Il Vangelo di oggi: Mc 7,1-13
In quel tempo, si riunirono attorno a Gesù i farisei e alcuni degli scribi, venuti da Gerusalemme. Avendo visto che alcuni dei suoi discepoli prendevano cibo con mani impure, cioè non lavate – i farisei infatti e tutti i Giudei non mangiano se non si sono lavati accuratamente le mani, attenendosi alla tradizione degli antichi e, tornando dal mercato, non mangiano senza aver fatto le abluzioni, e osservano molte altre cose per tradizione, come lavature di bicchieri, di stoviglie, di oggetti di rame e di letti –, quei farisei e scribi lo interrogarono: «Perché i tuoi discepoli non si comportano secondo la tradizione degli antichi, ma prendono cibo con mani impure?».
Ed egli rispose loro: «Bene ha profetato Isaìa di voi, ipocriti, come sta scritto: “Questo popolo mi onora con le labbra, ma il suo cuore è lontano da me.
Invano mi rendono culto, insegnando dottrine che sono precetti di uomini”.
Trascurando il comandamento di Dio, voi osservate la tradizione degli uomini». E diceva loro: «Siete veramente abili nel rifiutare il comandamento di Dio per osservare la vostra tradizione. Mosè infatti disse: “Onora tuo padre e tua madre”, e: “Chi maledice il padre o la madre sia messo a morte”.
Voi invece dite: “Se uno dichiara al padre o alla madre: Ciò con cui dovrei aiutarti è korbàn, cioè offerta a Dio”, non gli consentite di fare più nulla per il padre o la madre. Così annullate la parola di Dio con la tradizione che avete tramandato voi.

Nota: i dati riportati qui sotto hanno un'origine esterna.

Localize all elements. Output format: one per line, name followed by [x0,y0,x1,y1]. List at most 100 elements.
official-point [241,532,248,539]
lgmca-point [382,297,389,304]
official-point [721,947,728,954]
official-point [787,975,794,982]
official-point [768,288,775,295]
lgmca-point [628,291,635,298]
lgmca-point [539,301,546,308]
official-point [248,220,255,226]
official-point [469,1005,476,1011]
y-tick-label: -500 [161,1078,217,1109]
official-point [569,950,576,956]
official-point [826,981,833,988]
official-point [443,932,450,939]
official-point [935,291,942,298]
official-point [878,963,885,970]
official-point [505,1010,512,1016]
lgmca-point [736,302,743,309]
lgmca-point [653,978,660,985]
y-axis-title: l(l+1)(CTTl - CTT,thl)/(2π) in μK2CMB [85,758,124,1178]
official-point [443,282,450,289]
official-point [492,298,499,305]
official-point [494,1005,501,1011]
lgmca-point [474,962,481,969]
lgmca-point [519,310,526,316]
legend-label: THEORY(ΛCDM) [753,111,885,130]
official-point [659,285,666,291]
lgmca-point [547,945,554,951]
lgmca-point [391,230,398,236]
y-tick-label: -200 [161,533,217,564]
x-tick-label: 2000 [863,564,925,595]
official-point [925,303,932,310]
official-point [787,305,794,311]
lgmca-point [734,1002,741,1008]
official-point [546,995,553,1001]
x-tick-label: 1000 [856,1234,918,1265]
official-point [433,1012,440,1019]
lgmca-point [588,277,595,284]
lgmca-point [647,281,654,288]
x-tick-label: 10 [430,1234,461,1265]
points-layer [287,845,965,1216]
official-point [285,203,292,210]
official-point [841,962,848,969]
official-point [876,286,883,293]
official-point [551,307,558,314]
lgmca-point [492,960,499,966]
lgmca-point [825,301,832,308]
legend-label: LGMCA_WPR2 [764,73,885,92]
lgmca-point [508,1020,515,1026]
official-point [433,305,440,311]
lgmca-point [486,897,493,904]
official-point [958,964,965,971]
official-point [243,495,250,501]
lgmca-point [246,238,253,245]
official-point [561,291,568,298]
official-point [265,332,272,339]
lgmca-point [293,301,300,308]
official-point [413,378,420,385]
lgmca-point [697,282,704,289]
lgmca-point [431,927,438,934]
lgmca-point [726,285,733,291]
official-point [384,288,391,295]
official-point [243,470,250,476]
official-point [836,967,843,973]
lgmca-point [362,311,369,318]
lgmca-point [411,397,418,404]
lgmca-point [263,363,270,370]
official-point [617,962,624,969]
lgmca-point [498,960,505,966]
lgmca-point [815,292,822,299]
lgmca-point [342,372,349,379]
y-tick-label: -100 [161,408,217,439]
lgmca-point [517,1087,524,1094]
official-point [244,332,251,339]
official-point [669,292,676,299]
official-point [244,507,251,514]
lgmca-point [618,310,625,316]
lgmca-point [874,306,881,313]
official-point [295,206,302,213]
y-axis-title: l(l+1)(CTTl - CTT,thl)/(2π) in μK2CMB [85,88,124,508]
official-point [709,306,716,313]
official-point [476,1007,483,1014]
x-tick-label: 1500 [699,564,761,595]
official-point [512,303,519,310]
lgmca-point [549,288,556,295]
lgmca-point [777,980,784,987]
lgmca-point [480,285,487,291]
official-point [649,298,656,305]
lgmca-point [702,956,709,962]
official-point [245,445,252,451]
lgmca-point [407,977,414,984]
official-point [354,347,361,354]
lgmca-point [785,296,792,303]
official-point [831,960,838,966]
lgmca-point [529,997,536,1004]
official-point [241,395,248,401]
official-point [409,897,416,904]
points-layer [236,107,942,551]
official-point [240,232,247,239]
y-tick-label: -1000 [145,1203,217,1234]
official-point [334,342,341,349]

E di cose simili ne fate molte».
Contemplo:
L’amore folle di Dio
Forse è una follia, forse saremo dei folli; ma è proprio questo che i cristiani credono e che si ridicono a ogni nuovo Natale: Dio si è fatto uomo per me, per ogni uomo. Si è fatto bambino.
E’ un Dio che si può prendere tra le braccia e coprire di baci; è un Dio che si nasconde in un bambino, un Dio che si rivela e insieme si vela in un bambino, per lasciare spazio alla libertà e alla fede.
In tutto questo sta la fatica e la gioia del credere. Lasciatevi prendere il cuore da questo bambino, lasciate che vi parli, sentitevi presi per mano, illuminati, rafforzati, consolati, perdonati, fatti nuovi da questo bambino.
Inginocchiamoci credenti, adoranti, grati, stupiti, amanti. Amanti perché stregati dall’amore folle di Dio.
Commento al Vangelo del giorno:
“……Bene ha profetato Isaìa di voi, ipocriti, come sta scritto: “Questo popolo mi onora con le labbra, ma il suo cuore è lontano da me…..”
Oggi Gesù ci chiama a riconoscere che la fede che ci vien chiesto di professare è una fede che deve aver contatto con la vita quotidiana, deve avere le nostre mani e i nostri piedi, una fede che agisce; una fede che deve avere la nostra mente, una fede che pensa; una fede che deve avere il nostro cuore, una fede che ama!
Una fede che prende la forma delle scelte concrete e che si manifesta nelle nostre opere.
Gesù ci chiede questa fede concreta e autentica.
Anche il nostro agire, anche il nostro pensare, anche il nostro amare, diventano preghiera al Padre.
Questo ci viene richiesto ricordandoci di avere gli stessi pensieri di Dio, invitandoci ad amare e a servire gli uni gli altri, percorrendo le stesse vie che lui ha percorso.